De, bizim inancımız öyle yüce ki, tüm peygamberleri imana bağlamış.

Bunu bildiklerinden sinir uçlarımıza dokunup duruyorlar.

Neler konuşuyorlar bir görseniz...

"Özgürlük alanı imiş. İstemeyen o karikatürlere bakmaz mış"...

"Bugün bu özgürlüğü kısıtlayan, yarın kafa kesermiş"...

"Macron kahraman mış!"...

Dünden bugüne gelişen bir süreç değil bu!

Sakalı olan, oruç tutan, içkiyi bırakan, gözünü haramdan sakınıp inancına ait bir hayat kuran herkese karşı bir algı oluşturularak...
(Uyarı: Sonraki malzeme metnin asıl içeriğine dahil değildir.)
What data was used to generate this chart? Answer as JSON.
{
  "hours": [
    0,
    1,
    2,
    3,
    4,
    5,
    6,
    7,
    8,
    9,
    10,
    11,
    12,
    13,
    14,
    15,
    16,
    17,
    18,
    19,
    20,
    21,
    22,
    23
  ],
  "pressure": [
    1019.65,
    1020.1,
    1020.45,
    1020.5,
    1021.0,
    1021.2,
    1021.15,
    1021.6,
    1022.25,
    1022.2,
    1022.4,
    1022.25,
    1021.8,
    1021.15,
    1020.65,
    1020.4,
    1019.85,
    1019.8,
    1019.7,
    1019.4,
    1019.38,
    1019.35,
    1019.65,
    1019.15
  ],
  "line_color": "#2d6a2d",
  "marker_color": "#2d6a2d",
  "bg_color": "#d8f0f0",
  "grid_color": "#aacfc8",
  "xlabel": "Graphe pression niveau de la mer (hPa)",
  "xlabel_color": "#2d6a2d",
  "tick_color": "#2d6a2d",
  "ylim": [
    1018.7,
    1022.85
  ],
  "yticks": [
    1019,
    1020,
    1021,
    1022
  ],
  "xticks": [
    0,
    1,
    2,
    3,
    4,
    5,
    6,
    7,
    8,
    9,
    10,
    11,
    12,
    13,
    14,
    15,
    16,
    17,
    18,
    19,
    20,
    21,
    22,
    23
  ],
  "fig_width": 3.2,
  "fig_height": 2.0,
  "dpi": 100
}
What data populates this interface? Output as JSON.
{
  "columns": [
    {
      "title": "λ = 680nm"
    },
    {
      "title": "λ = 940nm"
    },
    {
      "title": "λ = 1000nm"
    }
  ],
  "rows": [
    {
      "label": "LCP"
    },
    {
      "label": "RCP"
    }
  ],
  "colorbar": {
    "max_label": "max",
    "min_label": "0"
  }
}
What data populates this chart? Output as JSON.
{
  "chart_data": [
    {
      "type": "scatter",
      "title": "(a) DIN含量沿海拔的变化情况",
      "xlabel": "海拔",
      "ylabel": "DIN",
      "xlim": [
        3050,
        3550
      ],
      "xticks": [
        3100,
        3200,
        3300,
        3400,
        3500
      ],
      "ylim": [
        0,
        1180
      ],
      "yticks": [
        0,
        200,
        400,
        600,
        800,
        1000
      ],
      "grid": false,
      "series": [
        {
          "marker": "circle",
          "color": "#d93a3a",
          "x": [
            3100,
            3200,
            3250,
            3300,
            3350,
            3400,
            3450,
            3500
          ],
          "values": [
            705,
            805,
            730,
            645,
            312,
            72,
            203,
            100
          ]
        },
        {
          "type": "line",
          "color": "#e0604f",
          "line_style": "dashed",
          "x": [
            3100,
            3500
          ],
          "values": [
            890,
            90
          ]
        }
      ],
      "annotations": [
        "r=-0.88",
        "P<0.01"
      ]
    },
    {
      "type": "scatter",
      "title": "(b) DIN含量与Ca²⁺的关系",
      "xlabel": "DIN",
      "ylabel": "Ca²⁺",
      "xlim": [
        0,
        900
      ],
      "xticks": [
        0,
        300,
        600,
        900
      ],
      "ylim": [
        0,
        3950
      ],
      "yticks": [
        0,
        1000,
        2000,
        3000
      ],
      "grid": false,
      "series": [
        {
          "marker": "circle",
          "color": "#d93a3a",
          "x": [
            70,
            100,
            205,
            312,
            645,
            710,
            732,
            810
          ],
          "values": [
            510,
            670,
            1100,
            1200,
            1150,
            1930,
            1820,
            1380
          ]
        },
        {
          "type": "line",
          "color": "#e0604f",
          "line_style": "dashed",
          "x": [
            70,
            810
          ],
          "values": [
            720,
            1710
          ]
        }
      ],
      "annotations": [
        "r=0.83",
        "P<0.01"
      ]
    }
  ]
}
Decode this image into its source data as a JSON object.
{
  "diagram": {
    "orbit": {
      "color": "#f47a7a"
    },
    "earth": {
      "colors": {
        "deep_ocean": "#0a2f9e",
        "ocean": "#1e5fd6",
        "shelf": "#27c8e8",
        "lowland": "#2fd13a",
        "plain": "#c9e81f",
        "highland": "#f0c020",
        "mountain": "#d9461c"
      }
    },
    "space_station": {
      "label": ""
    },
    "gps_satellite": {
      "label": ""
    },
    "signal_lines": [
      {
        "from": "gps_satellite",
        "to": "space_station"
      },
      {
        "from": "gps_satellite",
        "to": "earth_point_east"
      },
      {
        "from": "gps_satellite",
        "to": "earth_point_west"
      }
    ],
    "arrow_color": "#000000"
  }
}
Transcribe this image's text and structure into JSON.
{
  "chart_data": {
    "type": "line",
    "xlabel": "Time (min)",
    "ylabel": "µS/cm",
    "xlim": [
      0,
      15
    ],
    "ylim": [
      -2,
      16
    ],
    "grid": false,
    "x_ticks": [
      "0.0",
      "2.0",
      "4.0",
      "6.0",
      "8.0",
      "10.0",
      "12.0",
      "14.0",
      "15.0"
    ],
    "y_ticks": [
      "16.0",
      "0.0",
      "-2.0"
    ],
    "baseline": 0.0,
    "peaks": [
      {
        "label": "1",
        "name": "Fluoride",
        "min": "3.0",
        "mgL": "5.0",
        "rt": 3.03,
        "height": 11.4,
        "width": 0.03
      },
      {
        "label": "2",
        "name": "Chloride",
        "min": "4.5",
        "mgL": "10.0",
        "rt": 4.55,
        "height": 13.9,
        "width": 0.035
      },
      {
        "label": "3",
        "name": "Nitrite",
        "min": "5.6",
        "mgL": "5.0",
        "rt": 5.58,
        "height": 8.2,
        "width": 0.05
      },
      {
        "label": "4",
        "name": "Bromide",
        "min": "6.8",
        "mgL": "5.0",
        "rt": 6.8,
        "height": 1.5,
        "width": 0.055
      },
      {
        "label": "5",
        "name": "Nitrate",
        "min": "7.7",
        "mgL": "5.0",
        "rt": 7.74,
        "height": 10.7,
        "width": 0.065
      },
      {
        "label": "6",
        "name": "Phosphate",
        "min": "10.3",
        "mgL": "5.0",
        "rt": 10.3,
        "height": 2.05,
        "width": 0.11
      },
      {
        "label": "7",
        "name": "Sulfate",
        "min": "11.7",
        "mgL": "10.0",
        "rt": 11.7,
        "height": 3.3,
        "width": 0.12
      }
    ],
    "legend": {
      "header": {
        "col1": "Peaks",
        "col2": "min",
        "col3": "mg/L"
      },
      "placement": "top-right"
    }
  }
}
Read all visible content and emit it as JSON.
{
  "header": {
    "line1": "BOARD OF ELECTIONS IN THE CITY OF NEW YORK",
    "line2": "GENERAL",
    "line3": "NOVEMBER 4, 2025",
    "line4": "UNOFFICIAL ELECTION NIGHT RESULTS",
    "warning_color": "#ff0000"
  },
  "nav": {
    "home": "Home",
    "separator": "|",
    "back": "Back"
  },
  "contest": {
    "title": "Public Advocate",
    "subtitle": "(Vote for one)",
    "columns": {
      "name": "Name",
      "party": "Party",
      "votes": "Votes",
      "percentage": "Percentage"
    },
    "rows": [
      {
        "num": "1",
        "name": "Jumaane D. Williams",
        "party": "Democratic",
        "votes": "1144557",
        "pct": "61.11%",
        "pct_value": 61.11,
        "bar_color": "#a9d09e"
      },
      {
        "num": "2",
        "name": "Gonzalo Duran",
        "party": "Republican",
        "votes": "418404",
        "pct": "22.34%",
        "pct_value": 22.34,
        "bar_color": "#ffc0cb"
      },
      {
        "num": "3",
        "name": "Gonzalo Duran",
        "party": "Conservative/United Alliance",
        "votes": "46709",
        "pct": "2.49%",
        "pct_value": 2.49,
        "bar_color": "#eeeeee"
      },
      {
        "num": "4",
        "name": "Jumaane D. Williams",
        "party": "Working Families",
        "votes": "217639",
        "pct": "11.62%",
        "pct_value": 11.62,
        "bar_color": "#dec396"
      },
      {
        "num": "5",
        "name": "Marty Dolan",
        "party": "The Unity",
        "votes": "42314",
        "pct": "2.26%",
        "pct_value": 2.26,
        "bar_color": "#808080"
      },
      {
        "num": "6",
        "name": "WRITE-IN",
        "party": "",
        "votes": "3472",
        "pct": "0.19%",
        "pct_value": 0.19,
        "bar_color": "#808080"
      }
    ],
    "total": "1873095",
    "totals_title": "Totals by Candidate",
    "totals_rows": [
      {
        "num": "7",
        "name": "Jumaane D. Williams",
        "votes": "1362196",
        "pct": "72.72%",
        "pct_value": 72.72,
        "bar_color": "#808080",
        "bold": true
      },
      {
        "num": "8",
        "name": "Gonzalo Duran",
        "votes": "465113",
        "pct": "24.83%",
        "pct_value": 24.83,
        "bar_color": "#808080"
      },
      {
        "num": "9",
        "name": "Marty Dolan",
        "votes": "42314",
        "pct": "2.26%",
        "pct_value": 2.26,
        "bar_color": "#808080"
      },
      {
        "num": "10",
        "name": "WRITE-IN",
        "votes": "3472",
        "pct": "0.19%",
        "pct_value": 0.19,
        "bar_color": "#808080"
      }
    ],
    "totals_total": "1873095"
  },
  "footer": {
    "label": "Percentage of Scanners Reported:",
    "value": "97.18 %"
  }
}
Ötekileştirme, düşmanlaştırma ve şeytanlaştırma stratejisi bu!

Adı faşizm...

Diğer adıyla kahpelik!

Sistematik bir saldırı ile karşı karşıyayız.

İslâm'ın merkez ülkesi, sancaktarı olması hasebiyle de taarruzun siklet noktasını Türkiye oluşturuyor.

Şimdi ne olacak?

Olacağı şu: Araplar azıcık gıdıkladı, şimdi Avrupa'daki müslümanlar ayağa kalkacak...

Gösteriler, sloganlar, provakasyonlar yaşanacak...

Ekonomik kayba uğramasınlar diye üstü kapalı diplomatik özürler dilenip, birlikte yaşama arzuları dillendirilecek...

Lâkin, Paris'te mahkeme kararıyla kapatılan o cami bir daha açılmayacak...

Cami basmaya devam.

Bunu hiç bir Ortodoksa yapamazlar, Yahudiye bir daha bulaşamazlar. Lâkin, Müslümana geldi mi her hareket meşru...

Çünkü bit eniği biliyor, İslâm darmadağın...

Tek bir sebep var: Malım gidiyor, ya benim başıma patron kesilirse korkusu...

Şerefsiz, sen de adam gibi çalış...

Memleketi önünden kaçıran mı var?

Buraya kadar iyi gitti değil mi?

Durun, daha bunun Türkiye ayağı var. 

Rahatladınız, şimdi uyuz olma vakti...

Sanmayın ki, bu sadece Avrupa'ya özgü...

Burada sanki örtünen, sakal bırakan, Allah kelâmından bahsedenler münezzeh...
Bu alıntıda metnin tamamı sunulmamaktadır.